For those who aren't upset with Snapchats goals broadening, it's a great utility for many different means of communication. Chat features and multimedia along with an expiration date on all content is something that many people can appreciate in a world of public social networks.
I was recently hanging out at some nightlife spots, casually talking to random millennials at bars and such and realized that nobody was using Facebook or Twitter. They were all using SnapChat, almost compulsively.
I asked them why and they said it was because their mom was on Facebook (!public). They also liked that everything disappeared after 24 hours (!persistent) and it alerts you if people screenshot your posts (!persistent). They also liked the fact that you couldn't repost stuff, only show pictures that the app took and you only shared with your friends (!viral) and only had to look at their stuff if you actually wanted to (!feed). It didn't come in on a feed.

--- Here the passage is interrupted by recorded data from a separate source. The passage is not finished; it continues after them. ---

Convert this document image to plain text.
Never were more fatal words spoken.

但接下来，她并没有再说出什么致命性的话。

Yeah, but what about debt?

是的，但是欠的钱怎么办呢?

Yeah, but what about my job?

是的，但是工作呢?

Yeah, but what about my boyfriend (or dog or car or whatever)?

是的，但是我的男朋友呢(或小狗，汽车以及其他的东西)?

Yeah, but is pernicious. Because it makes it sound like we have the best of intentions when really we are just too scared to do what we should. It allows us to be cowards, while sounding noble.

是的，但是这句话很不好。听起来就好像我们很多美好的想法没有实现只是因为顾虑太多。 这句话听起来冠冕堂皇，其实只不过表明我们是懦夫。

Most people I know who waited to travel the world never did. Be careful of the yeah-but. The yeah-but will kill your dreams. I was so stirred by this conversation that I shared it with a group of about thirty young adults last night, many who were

I think Facebook and Twitter are going to be cleaned out soon except for self-promotion and commercial information. At this point I assume that Facebook is public too. People desperately want privacy. I think a rising trend in the industry is the notion of forgetting. People want services to forget. They want to live in the present and not have everything remembered about them forever. They also don't want to be bombarded by feeds since they are full of distraction, advertising and ideology. The only thing they are interested in posting to these public services is things that they want to share publicly, like self-promotion or commercial/job related stuff.